We’re going to find out very shortly if Chatham-Kent council has the courage to learn from its mistakes regarding woodlot management.
Next Monday, council will examine a staff report that includes a draft bylaw and the development of a conservation policy by next April.
Unless council enacts an immediate moratorium on clear-cutting, any other action it takes is, in present terms, irrelevant.
Council had a chance to do the right thing earlier this year when the idea of a bylaw was first proposed, but it caved in to special interests. As a result, woodlot after woodlot was chopped, stripped and burned.
Another delay and we can expect more of the same.
One reason this area is one of only two in Southwestern Ontario without any bylaw is that even the mention of a bylaw gave local politicians an anxiety attack.
“We can’t talk about that because the landowners will cut down the trees before we get it done” was the common school of thought.
They were right.
When Wallaceburg Coun. Sheldon Parsons broached the issue and council ducked it, the chainsaws went into action.
The legacy is in the giant piles of dead trees and the desert-like dust storms sweeping across acres that had been protected by tree cover.

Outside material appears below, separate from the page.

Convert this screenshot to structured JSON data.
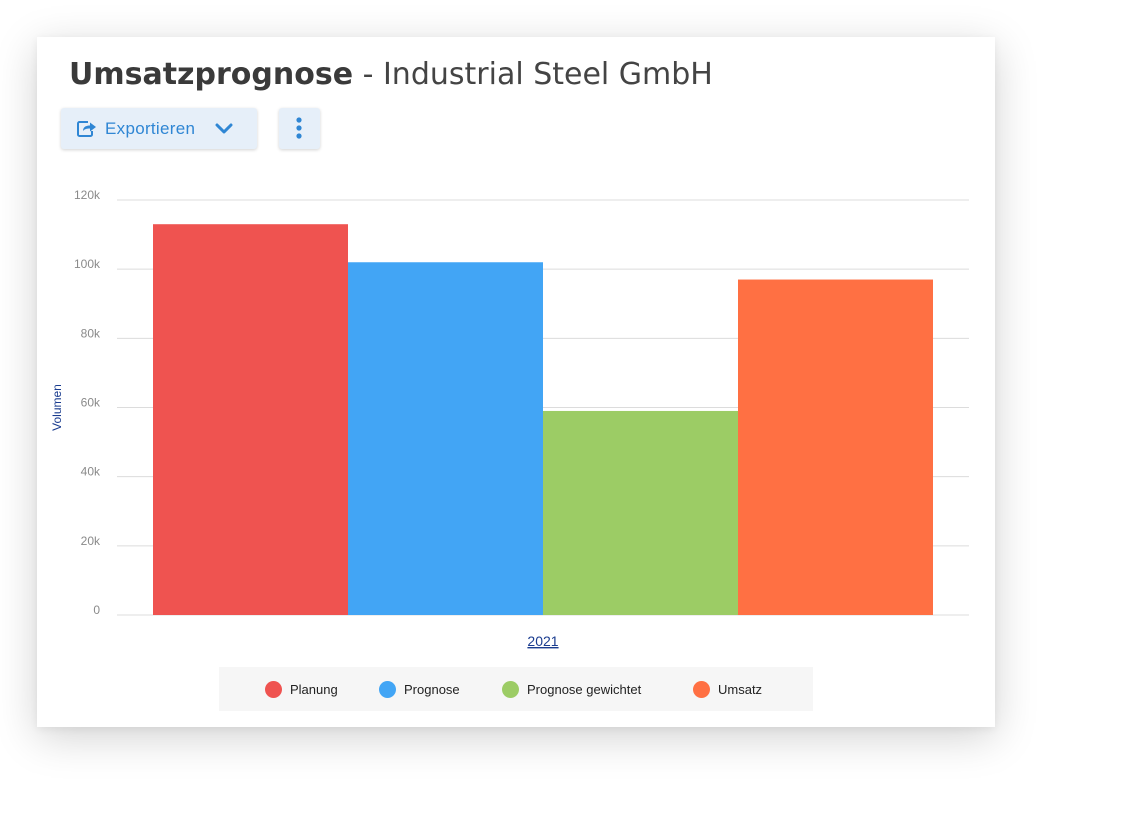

Let’s be very clear here. We are NOT favouring a bylaw – we are NOT favouring a policy.
We favour stopping clear cutting until responsible representatives from each viewpoint have a chance to develop what’s best for our community.

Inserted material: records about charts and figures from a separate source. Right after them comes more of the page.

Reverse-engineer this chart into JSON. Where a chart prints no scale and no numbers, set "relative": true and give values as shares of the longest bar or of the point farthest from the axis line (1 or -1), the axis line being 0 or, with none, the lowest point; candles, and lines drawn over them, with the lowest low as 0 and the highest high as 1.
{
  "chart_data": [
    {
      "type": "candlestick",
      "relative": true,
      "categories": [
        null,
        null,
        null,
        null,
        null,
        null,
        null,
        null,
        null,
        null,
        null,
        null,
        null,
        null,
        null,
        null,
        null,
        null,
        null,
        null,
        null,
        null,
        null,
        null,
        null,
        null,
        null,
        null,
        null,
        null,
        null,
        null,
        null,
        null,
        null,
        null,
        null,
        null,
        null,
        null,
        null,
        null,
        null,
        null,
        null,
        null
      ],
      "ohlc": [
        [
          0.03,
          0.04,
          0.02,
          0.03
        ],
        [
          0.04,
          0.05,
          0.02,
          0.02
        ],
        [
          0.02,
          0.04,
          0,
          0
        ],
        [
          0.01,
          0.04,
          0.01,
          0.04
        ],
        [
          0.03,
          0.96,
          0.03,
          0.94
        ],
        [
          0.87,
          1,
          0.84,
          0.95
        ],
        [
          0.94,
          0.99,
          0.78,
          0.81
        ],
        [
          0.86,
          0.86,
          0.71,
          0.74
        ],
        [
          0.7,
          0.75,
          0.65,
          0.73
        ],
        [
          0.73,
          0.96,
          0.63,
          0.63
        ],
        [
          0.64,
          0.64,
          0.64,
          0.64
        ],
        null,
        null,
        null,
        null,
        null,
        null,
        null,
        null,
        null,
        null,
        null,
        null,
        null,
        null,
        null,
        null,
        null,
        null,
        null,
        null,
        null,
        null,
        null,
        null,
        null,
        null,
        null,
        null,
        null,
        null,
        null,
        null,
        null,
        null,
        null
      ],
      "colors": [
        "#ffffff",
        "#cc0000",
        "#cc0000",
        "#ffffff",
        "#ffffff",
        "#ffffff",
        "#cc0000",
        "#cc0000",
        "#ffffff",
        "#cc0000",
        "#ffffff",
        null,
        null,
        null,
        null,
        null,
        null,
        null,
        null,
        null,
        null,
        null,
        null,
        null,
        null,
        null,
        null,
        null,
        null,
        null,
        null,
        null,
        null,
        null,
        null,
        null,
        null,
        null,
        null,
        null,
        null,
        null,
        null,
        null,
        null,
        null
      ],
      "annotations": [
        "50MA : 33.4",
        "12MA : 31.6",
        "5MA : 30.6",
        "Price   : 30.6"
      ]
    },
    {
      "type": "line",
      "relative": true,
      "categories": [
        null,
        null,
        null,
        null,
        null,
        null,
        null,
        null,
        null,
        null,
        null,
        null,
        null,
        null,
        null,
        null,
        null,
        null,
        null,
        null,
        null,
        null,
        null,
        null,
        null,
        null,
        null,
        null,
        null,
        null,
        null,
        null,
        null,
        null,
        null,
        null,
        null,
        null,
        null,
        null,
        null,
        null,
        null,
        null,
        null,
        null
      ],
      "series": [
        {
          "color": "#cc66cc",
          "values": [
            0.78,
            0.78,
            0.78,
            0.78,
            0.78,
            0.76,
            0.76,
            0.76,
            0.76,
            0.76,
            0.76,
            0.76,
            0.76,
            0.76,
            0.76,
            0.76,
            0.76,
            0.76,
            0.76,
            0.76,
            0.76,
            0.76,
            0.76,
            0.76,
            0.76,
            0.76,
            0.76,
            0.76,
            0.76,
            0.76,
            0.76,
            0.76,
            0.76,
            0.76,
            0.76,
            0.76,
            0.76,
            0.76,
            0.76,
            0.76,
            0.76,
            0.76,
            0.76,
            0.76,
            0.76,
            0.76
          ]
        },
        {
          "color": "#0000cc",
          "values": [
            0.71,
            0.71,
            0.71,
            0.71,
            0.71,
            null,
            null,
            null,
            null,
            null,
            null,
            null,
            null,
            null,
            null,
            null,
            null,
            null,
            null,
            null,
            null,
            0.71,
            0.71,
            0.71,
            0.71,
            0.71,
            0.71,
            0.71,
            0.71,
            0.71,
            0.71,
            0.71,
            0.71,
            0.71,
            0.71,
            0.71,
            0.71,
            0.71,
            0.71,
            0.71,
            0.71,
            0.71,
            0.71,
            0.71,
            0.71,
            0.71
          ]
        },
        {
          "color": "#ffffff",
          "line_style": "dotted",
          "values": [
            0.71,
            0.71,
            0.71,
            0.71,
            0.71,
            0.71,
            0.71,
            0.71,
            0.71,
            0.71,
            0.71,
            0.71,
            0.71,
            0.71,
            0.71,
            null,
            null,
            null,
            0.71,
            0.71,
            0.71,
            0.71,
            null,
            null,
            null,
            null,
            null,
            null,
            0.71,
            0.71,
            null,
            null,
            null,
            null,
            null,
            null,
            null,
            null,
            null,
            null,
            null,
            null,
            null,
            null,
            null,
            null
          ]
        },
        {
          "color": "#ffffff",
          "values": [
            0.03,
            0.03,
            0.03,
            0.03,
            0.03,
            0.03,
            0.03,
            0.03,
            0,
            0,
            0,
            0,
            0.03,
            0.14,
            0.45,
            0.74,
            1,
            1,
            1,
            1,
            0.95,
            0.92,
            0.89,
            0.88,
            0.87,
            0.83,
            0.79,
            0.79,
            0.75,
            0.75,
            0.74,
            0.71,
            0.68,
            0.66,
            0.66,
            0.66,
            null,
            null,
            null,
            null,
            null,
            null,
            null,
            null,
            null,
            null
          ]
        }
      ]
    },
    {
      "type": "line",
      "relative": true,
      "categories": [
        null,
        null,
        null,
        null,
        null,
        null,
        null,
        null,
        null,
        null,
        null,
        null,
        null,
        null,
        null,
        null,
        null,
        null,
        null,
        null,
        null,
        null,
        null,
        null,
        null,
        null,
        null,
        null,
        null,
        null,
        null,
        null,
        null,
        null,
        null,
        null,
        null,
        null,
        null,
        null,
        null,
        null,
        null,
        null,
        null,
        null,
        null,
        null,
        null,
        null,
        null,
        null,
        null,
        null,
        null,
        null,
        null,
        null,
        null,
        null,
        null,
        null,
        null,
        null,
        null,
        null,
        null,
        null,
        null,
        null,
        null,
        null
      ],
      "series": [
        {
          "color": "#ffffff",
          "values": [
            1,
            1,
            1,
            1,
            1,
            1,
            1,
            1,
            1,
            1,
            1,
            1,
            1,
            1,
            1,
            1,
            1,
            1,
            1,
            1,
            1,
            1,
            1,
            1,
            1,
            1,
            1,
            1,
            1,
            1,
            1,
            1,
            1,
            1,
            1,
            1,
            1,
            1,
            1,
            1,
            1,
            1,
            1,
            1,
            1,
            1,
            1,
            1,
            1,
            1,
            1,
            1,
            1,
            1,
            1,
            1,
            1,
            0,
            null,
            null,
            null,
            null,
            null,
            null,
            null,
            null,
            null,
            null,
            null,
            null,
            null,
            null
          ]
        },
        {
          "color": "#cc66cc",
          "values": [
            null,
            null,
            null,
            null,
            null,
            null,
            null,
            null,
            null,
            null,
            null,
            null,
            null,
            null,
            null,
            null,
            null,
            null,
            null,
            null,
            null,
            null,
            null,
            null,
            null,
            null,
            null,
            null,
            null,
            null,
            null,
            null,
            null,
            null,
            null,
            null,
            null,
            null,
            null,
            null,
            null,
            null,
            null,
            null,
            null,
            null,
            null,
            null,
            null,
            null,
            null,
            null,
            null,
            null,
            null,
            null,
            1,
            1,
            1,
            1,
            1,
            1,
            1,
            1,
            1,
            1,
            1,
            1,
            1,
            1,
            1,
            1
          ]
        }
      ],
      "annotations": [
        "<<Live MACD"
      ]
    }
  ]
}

It is beyond comprehension how council can’t see the wisdom in protecting what we have (or had) while we plan for the future.
A lack of action is nothing more than political pandering to special interest groups.
Caught in the middle are responsible landowners (many of them farmers) who are getting tarred with a very broad brush.
It’s a minority of landowners who use the benefits of being in a community when it suits their purposes and claim independence when being part of that community means thinking of more than their narrow interests.
We need leadership now, not in six months.